Can your staff verbally modify your contracts?
It’s a common enough scenario. You have a contract with one of your key suppliers, and you—or one of your staff—agree over the phone with that supplier to alter the quantity, or to reduce the price.
And in the event of a subsequent dispute, you might imagine that a judge would uphold those changes without question. But that’s not necessarily so.
How come? The answer lies in a quirk of English contract law, and in the ‘no oral modification’ clauses that many businesses are adding to their written contracts.
No oral modification
Under English contract law, there is no general requirement that contracts must be made—or updated—in writing. Both written and oral contracts are enforceable, and the most recent version of that contract normally takes precedence.

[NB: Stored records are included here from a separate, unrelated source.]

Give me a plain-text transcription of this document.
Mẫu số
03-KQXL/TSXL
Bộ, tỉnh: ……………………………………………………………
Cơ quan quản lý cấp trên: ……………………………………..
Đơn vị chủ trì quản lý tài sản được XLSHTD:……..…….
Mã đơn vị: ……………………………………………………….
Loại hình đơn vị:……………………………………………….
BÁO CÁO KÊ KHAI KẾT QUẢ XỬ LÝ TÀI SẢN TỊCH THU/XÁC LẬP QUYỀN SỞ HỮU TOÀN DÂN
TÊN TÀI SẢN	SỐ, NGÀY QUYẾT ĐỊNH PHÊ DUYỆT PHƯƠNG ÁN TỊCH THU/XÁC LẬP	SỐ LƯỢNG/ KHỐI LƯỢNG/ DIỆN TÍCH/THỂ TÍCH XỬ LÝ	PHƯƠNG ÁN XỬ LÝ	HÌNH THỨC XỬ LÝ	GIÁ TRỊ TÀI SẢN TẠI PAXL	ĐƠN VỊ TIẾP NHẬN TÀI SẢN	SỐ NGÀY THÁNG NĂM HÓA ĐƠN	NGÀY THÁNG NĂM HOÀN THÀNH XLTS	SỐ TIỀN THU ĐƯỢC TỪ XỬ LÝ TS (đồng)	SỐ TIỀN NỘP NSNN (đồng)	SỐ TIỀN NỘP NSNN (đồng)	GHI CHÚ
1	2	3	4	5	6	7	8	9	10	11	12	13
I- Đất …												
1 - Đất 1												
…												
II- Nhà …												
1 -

As a consequence, many written contracts include a ‘no oral modification’ clause, intended to make it clear that any changes must made be in writing.
Problem solved, you might think: there is only one valid contract, namely the original—written—one.
Not so, and for two reasons.
One, lawyers have always advised their clients to be vigilant, as oral agreements could potentially—and sometimes inadvertently—change a written contract, despite the existence of a ‘no oral modification’ clause.
And two, the Country of Appeal ruled two years ago that ‘no oral modification’ clauses were not enforceable.
The end of the affair? No. After a lengthy debate in legal circles, the matter went to the Supreme Court.
Clarity—of a sort
In a recent Supreme Court ruling, the judges decided that a ‘no oral modification’ clause could be relied on, thereby overturning the Court of Appeal’s earlier ruling.
However, although the Supreme Court has ruled that the ‘no oral modification’ clause in this particular dispute was enforceable, it is worth noting that the wording of the clause strongly influenced the judges’ decisions. The clause stated that any variation in the contract’s written terms must be “set out in writing and signed on behalf of both parties before they take effect”.
These formalities had not been met in this case. Therefore, the terms of the earlier ‘written’ contract were upheld by the Supreme Court, while the terms of the latter ‘orally modified’ contract were rejected.
What does this mean for your business?
It may seem somewhat ironic that the Supreme Court’s decision, in an attempt to provide the certainty of a written contract, may instead have caused the opposite.
If you have ‘no oral modification’ clauses in your own contracts, for instance, do you now have to ensure that each and every change to a contract (no matter how insignificant) is made in ‘writing’? And what about changes agreed by e-mail: are both parties considered to have ‘signed’ the changes, in order to bring them into effect?
In short, it’s messy.
At the Legal Director we understand that businesses are run by people rather than automatons. And that people are by their very nature social animals, with a natural instinct to communicate orally.
What to do? Here are three quick steps that you can take immediately:
- Review your ‘no oral modification’ clause, and make sure that you clearly understand what it says—in other words, is it legally enforceable?
- Ensure that you and your staff understand how it works
- Review your processes for changing orders and contracts.
Once you have this information, we suggest you ensure that any of the changes that have been made orally, and that you would like to rely upon, are followed-up and officially amended in writing.
Finally, if your written and signed contracts don’t include ‘no oral modification’ clauses at all, or only include ‘no oral modification’ clauses that don’t match the Supreme Court-approved wording, then you may need update your contracts for another reason – they’re simply outdated and might not reflect how you operate in practice, making their enforcement more difficult.